Het gaat slecht met de literatuur, zeggen ze wel eens. En ook ik moet bekennen dat me dit jaar niet per se een briljante roman is bijgebleven, maar wel enkele theaterstukken. Sterker nog, zelden ben ik zo weggeblazen door een nieuwe stem als door de Zwitser Milo Rau.
Het begon stiekem al in 2017, met zijn Five Easy Pieces, een angstaanjagende re-enactment van de zaak-Dutroux. De onvolprezen Peter Seynaeve speelt een interviewer die, terwijl hij met een handcamera inzoomt op de kindergezichten, genadeloos objectief naar hun ervaringen met het monster peilt. Precies door de combinatie van die koude, empathieloze toon, wars van alle sensatiezucht, en de onwilligheid van de getraumatiseerde kinderen, slaagt Rau erin om te doen wat in deze tijden voor de wereldwijze dertiger onmogelijk lijkt geworden: choqueren. Als de immer lijzige Seynaeve op een bepaald moment bij een meisje van acht blijft aandringen dat ze, om de herinnering weer vers te maken, voor het interview haar kleren moet uitdoen, zit je als toeschouwer ongemakkelijk op je pluchen stoeltje te wriemelen. Gaat ze zich echt uitkleden? Mag dit wel? Ondertussen blijft de camera ongenadig inzoomen op haar kindergezichtje.
Eenzelfde ervaring had ik bij La reprise. Rau reconstrueert er tot in de vernederendste details de homofobe moord op een Afghaanse vluchteling in Luik. Onze tijd zit vol moderne mythes, en ze zijn bijna allemaal gruwelijk van aard. We staan erbij en kijken ernaar. Catharsis in 2018, ik wist niet meer dat het kon.

YANNICK DANGRE

Spelende mens

De dood van een leeftijdgenoot maakt vaak meer indruk dan andere overlijdens. Trompettist Roy Hargrove was net als ik van het bouwjaar 1969. We scheelden anderhalve maand. Toen ik als tiener de jazz, soul en funk begon te verkennen, stond hij al op de festivals die ik bezocht.

Zijn houding zou altijd dezelfde blijven. Die van het jongetje met de bal onder de arm dat zich op elk trapveldje meldde met de vraag of hij mee mocht doen. Als de Texaan geprogrammeerd stond op North Sea Jazz, kon je er donder op zeggen dat hij nog bij minstens vijf andere concerten opdook op het podium. Bij de jamsessions na afloop in hotels in de buurt deed hij als laatste het licht uit.

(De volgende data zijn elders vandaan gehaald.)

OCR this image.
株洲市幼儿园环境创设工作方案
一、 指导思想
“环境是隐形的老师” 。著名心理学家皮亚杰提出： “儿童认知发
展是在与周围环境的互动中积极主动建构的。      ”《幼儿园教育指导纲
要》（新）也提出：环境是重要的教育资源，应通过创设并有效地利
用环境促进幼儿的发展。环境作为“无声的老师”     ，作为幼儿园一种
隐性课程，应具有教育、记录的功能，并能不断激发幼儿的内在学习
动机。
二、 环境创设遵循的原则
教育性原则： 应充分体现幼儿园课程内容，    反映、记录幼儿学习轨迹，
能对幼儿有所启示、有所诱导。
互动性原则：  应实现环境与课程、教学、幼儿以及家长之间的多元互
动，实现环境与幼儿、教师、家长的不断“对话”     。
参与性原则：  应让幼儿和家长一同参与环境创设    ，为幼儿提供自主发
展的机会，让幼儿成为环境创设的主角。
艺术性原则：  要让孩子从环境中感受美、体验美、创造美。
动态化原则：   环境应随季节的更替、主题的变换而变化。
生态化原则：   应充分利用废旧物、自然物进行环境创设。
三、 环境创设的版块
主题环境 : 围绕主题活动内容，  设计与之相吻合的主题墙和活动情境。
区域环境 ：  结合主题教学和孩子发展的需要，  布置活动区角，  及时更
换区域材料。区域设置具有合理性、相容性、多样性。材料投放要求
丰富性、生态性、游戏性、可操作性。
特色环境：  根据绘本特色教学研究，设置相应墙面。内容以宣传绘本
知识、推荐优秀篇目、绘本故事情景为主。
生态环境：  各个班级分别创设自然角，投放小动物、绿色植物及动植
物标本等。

‘Muziek maken’ in de ware zin van het woord, ter plekke, was het hoogste genot. “Geef me een didgeridoo of een kazoo en ik doe er ook wat mee”, zei Hargrove ooit. “Ik hou gewoon van muziek maken. Het format maakt me niet uit.”

Over genregrenzen heengaan, even gemakkelijk matchen met Sonny Rollins en Jimmy Smith als met D’Angelo of Erykah Badu, vergde wel bagage. Je moest, vertelde hij in een interview dat ik vier jaar geleden met hem had, de geschiedenis en de standards kennen, maar vooral ook “het weefsel van de muziek” begrijpen.

Hargrove stierf op 2 november. Je mag hopen dat zijn geest voortleeft in de muziek en andere kunstdisciplines. Aan gespeelde ernst is daar geen gebrek. Ernst bij het spelen, écht spelen, is schaars.